---
id: "question-matrix-adoption-gap"
type: "open-question"
source_timestamps: ["§ How the Company Gained Buy-In"]
tags: ["adoption-metrics", "tool-comparison"]
related: ["entity-matrix", "entity-d-star", "claim-people-issues-drive-failure"]
resolution_path: "Investigate the specific workflow disruptions caused by Matrix and compare the psychological barriers of automating creative/brand decisions versus logistical/sales decisions."
sources: ["adoption"]
sourceVaultSlug: "hbr-seg-adoption"
originDay: 9
articleStem: "hbr-edu-41-french-spirits-employee-buy-in"
sourceUrl: "https://hbr.org/2025/12/how-a-french-spirits-company-created-employee-buy-in-for-ai"
sourceTitle: "How a French Spirits Company Created Employee Buy-In for AI"
---
# Why Did Matrix Achieve Lower Adoption Than D-STAR?

The text notes that [[entity-d-star]] achieved 85% adoption, while [[entity-matrix]] reached 60–70% because it was 'more disruptive to traditional marketing workflows' and challenged managers' 'emotional attachment' to brands. It leaves open the question of whether different change-management strategies are required for highly analytical tasks (sales routing) versus highly creative/emotional tasks (brand marketing).

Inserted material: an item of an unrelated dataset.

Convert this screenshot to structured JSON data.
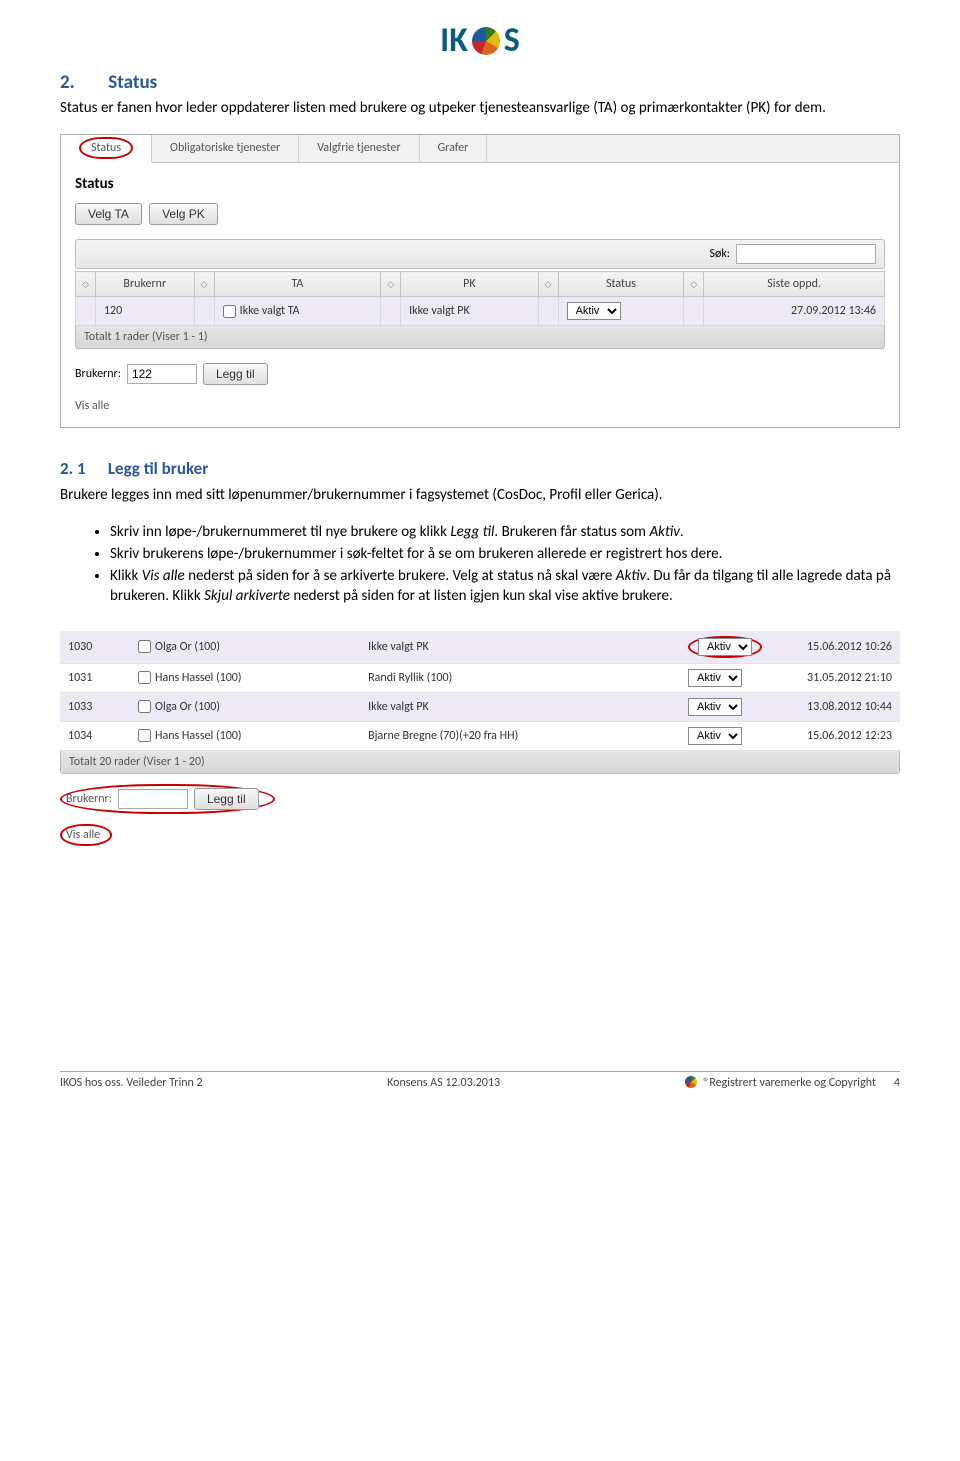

**Resolution path.** Investigate the specific workflow disruptions caused by Matrix and compare the psychological barriers of automating creative/brand decisions versus logistical/sales decisions.

**Enrichment perspective.** Marketing scholars argue brand stewardship and creative intuition retain value that resists full quantitative optimization; a counter-view even questions whether maximal adoption is desirable for inherently creative/relationship-based decisions. This connects the gap to marketing-mix-modeling literature and the broader debate over data-driven overrides of brand managers' intuition — a within-case illustration that resistance is not uniform and that tool characteristics, not just change management, shape adoption ([[claim-people-issues-drive-failure]]).